I believe that my sister arrived at that point; she stopped trying to find a reason for her disease, or to blame herself for it, but instead found a deep appreciation for the life she was able to lead. It took her a long time to arrive at that point, and I can’t help but think that the question the doctor asked did more to hinder her than anything anyone else could have said.

I wrote a book about my sister. You can read it here. Here’s a spoiler: my sister committed suicide. Three months later, my wife and I terminated our baby, due to chronic and potentially terminal constellations of chromosomal abnormalities. We still don’t know if we did the right thing, but we knew enough to know that we didn’t have the strength to see the pregnancy to term.

The two events are possibly unconnected, except that they were contiguous. But the connection was – is – very real in my mind. It boils down to this: I let my sister die, so, inevitably, my daughter was taken away. That’s karma, isn’t it?

If that is karma, it’s a very simple and self-involved way of looking at it. It doesn’t take anyone but myself into account: not my wife, our daughter, or my sister and the choices that she made. I understood that, eventually, but it took the arrival of Emi to finally break the connection.

One of the bitterest things that I’ve realised is that the death of my sister has taught me lessons and given me understanding that I think might have allowed me to help her.
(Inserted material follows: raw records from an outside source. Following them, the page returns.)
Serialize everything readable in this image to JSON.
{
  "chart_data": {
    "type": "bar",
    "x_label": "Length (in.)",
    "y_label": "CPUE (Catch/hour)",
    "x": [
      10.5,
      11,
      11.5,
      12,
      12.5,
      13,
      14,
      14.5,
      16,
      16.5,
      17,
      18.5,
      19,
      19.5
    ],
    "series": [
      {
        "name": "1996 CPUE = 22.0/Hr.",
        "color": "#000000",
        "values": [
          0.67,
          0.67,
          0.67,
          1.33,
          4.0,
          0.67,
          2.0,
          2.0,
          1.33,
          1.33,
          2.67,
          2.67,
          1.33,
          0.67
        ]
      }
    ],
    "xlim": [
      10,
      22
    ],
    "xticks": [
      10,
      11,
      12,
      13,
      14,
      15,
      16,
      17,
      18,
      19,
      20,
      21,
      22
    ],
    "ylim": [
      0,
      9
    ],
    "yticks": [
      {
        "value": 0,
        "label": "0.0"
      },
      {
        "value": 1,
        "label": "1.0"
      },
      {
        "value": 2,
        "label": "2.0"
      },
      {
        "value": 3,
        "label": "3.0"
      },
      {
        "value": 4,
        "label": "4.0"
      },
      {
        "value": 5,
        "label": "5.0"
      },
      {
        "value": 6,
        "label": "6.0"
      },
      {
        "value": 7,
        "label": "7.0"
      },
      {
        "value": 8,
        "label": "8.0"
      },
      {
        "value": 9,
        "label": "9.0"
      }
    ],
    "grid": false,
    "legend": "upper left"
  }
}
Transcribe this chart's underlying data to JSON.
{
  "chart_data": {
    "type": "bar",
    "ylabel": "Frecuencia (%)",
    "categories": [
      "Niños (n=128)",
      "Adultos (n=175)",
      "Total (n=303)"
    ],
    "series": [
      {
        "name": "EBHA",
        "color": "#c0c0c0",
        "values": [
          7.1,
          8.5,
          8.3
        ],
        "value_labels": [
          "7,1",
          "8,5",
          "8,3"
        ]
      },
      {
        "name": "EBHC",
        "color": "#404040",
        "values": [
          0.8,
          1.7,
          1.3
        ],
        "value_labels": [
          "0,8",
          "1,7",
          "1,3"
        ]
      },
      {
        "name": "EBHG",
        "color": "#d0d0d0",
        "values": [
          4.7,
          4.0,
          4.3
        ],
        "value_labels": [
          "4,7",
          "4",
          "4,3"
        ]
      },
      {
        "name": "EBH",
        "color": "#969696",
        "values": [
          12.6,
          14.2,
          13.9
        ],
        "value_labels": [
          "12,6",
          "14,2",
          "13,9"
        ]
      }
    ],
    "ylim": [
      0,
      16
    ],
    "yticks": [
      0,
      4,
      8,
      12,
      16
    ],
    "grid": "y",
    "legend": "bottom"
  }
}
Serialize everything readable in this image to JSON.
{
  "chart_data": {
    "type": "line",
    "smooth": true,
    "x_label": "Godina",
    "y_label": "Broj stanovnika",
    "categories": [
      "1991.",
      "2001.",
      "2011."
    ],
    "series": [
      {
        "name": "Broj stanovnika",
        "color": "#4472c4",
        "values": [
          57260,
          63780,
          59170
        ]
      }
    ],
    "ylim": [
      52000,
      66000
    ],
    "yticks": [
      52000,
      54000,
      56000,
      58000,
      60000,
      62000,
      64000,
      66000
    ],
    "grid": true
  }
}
It’s also reinforced that I’m nowhere near as strong as she was, and that I could probably never have ‘moved along on my path’ without leaning on others, and without the deus ex machina that is Emi.

It’s much easier to see the world as against you, than for you. It’s much easier to remember failures and tragedies than happy moments. It’s easier to find reasons to blame yourself for ‘bad karma’ than it is to accept yourself as deserving of ‘good karma’; one is your fault, the other is random luck. My wife and I have a beautiful daughter. We haven’t done anything to deserve her. So maybe, just maybe, we didn’t do anything to deserve losing our other daughter. Maybe they are just random events that have happened, with no reason or cause.

I don’t understand much of anything. But I do know that whether or not there is such a thing as karma, blessings must be cherished, even if you don’t feel as if you deserve them.